Selain pernyataan tertulis, RSHS Bandung juga mengadakan pertemuan darurat dengan pihak berwenang, termasuk Dinas Kesehatan Kabupaten Bandung, untuk membahas langkah-langkah perbaikan. Rencana aksi yang disepakati meliputi pemasangan sistem barcode otomatis pada setiap kantong bayi, pelatihan ulang staf tentang pentingnya prosedur double‑check, serta audit independen oleh lembaga akreditasi rumah sakit.
Para ahli kesehatan menilai bahwa insiden serupa, meskipun jarang terjadi, dapat menjadi indikator lemahnya sistem kontrol kualitas di fasilitas kesehatan. Prof. Dr. Lina Suryani, pakar kebijakan kesehatan dari Universitas Padjadjaran, menekankan pentingnya implementasi teknologi digital dalam proses identifikasi bayi. “Penggunaan barcode atau RFID (Radio‑Frequency Identification) dapat secara signifikan mengurangi risiko pertukaran bayi. Namun, teknologi saja tidak cukup; budaya keselamatan dan disiplin prosedural harus dijadikan landasan utama,” ujarnya.
Sementara itu, keluarga Siti yang menjadi korban utama menyatakan rasa lega setelah bayi mereka kembali dengan selamat. “Awalnya kami sangat takut, terbayang apa yang akan terjadi jika bayi kami tidak pernah kembali. Kami bersyukur pada Tuhan dan petugas yang akhirnya menemukan kesalahan ini. Namun, kami berharap rumah sakit tidak mengulangi lagi kejadian serupa,” kata Siti dalam wawancara singkat.
Kasus ini juga memicu perbincangan publik di media sosial, di mana netizen menuntut transparansi dan akuntabilitas dari pihak rumah sakit. Hashtag #RSHSBandungMintaMaaf menjadi trending topic di Twitter Indonesia selama beberapa jam, menandakan tingginya kepedulian masyarakat terhadap keamanan layanan kesehatan.
Berbagai organisasi konsumen dan LSM kesehatan berjanji akan memantau perkembangan penyelidikan serta menuntut regulasi yang lebih ketat dalam hal penyerahan bayi di seluruh rumah sakit Indonesia. Mereka menekankan perlunya standar operasional prosedur (SOP) yang seragam serta audit reguler untuk menjamin kepatuhan.

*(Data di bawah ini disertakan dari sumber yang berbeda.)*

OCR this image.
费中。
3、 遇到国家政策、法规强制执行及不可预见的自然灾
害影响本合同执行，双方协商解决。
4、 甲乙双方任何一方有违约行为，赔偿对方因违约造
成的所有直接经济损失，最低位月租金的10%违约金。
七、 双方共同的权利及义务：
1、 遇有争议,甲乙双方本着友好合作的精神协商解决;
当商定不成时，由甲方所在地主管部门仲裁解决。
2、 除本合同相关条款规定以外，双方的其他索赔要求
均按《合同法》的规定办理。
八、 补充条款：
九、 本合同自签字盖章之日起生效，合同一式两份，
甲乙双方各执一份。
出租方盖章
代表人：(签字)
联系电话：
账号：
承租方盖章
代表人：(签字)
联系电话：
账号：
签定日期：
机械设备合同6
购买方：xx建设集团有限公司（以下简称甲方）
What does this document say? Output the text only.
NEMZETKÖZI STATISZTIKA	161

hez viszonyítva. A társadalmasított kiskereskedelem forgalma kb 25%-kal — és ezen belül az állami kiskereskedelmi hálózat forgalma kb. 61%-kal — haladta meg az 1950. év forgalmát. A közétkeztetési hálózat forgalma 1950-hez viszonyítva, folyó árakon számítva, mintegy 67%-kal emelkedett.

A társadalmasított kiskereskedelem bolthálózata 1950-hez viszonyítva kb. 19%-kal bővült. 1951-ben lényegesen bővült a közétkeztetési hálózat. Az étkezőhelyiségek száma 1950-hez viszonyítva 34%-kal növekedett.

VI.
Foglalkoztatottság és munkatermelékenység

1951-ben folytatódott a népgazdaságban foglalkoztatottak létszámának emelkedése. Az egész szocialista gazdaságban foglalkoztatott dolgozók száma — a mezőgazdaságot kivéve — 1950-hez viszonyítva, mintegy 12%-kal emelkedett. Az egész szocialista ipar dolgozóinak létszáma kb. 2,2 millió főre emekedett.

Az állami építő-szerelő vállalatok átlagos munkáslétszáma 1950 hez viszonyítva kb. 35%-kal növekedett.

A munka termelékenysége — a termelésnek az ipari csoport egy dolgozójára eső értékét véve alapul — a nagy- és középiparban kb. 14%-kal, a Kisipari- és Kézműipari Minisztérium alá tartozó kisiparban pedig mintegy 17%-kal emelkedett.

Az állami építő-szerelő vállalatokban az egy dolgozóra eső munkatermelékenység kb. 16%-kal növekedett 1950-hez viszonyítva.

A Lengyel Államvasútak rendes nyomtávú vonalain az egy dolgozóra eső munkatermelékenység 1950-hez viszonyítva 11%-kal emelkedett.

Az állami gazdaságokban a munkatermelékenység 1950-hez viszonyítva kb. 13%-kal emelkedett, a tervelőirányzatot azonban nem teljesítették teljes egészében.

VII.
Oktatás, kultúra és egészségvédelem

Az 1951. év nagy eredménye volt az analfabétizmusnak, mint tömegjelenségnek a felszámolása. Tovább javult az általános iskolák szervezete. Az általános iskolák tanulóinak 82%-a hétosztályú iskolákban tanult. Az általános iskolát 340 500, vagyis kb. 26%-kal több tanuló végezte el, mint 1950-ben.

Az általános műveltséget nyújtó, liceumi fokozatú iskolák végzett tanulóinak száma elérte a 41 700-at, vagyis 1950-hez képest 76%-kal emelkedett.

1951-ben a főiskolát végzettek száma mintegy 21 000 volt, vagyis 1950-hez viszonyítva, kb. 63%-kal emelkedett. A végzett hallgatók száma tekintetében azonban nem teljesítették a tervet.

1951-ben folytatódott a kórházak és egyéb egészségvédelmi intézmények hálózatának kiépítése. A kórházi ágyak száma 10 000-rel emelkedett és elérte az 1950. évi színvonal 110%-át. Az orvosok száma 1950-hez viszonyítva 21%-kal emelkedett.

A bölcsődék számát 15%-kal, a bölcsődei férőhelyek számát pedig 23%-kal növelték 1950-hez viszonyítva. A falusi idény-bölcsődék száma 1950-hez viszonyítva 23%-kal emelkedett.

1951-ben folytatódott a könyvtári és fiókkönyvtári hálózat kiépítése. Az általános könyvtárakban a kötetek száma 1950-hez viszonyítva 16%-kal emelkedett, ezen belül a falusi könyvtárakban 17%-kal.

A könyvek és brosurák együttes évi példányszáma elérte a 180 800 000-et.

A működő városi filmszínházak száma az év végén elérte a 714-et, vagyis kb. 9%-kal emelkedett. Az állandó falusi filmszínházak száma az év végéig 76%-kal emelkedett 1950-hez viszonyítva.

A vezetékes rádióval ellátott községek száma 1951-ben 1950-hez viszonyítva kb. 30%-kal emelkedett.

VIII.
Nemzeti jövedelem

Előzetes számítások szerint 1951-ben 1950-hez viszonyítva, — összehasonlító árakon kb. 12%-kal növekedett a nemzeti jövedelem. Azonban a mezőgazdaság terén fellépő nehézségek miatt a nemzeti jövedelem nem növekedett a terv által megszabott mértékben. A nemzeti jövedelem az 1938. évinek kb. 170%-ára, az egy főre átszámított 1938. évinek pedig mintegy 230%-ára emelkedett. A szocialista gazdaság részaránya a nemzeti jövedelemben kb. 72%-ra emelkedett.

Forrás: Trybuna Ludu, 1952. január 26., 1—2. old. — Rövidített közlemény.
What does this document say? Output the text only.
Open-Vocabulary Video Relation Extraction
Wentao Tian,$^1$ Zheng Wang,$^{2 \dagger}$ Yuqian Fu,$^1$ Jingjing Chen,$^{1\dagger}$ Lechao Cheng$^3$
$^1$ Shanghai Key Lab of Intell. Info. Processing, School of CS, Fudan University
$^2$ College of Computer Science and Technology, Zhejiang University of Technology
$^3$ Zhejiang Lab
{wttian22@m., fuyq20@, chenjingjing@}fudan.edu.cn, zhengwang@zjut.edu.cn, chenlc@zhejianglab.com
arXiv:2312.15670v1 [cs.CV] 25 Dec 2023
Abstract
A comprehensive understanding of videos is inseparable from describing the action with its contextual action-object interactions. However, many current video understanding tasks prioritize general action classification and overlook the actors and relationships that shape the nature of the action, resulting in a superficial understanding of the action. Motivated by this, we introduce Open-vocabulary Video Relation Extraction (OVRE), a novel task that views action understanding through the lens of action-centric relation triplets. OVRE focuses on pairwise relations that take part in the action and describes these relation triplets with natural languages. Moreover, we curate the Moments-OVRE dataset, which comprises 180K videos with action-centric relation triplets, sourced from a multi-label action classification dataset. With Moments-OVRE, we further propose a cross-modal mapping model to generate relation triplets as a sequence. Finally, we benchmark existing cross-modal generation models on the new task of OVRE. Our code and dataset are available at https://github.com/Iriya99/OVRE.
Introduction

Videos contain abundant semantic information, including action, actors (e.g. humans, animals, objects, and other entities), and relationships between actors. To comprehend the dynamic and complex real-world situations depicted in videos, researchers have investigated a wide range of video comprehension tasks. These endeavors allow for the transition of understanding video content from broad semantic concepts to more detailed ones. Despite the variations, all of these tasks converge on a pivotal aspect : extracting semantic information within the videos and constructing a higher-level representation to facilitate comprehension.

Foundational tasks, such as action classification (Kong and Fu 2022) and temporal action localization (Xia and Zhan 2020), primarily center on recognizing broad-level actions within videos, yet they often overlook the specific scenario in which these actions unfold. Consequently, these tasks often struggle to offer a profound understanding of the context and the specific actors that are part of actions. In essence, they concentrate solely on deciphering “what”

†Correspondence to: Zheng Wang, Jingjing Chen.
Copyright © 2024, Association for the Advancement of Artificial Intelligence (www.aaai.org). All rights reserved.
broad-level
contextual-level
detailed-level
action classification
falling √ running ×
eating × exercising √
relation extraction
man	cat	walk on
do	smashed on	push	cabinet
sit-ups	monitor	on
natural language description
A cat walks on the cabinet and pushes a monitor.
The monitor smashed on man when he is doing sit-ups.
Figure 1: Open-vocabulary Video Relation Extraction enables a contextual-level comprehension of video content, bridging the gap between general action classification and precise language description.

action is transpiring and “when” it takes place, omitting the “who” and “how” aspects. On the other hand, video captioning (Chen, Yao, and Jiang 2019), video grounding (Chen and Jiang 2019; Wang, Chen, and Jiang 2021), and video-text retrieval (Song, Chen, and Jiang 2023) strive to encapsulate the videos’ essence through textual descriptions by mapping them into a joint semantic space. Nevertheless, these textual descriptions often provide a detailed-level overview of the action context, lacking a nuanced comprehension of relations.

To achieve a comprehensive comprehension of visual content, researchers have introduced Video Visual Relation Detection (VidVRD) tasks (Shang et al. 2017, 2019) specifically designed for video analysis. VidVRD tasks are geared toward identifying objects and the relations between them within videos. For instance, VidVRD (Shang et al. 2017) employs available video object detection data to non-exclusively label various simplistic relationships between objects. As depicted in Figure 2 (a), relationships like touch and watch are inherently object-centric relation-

Dengan langkah-langkah perbaikan yang dijanjikan, RSHS Bandung berharap dapat memulihkan kepercayaan publik. Namun, kasus ini menjadi pengingat kuat bahwa dalam dunia medis, satu kesalahan kecil dapat menimbulkan dampak yang sangat besar bagi keluarga. Upaya bersama antara rumah sakit, regulator, dan masyarakat sangat penting untuk menciptakan lingkungan pelayanan kesehatan yang aman, transparan, dan berorientasi pada kepuasan pasien.
Ke depannya, RSHS Bandung berjanji akan melaporkan hasil evaluasi secara berkala kepada publik, serta membuka jalur komunikasi langsung bagi pasien yang ingin mengajukan keluhan atau masukan. Semangat perbaikan yang diusung diharapkan tidak hanya menyelesaikan masalah saat ini, tetapi juga menjadi contoh bagi institusi kesehatan lain di Indonesia untuk meningkatkan standar keamanan dalam penanganan bayi baru lahir.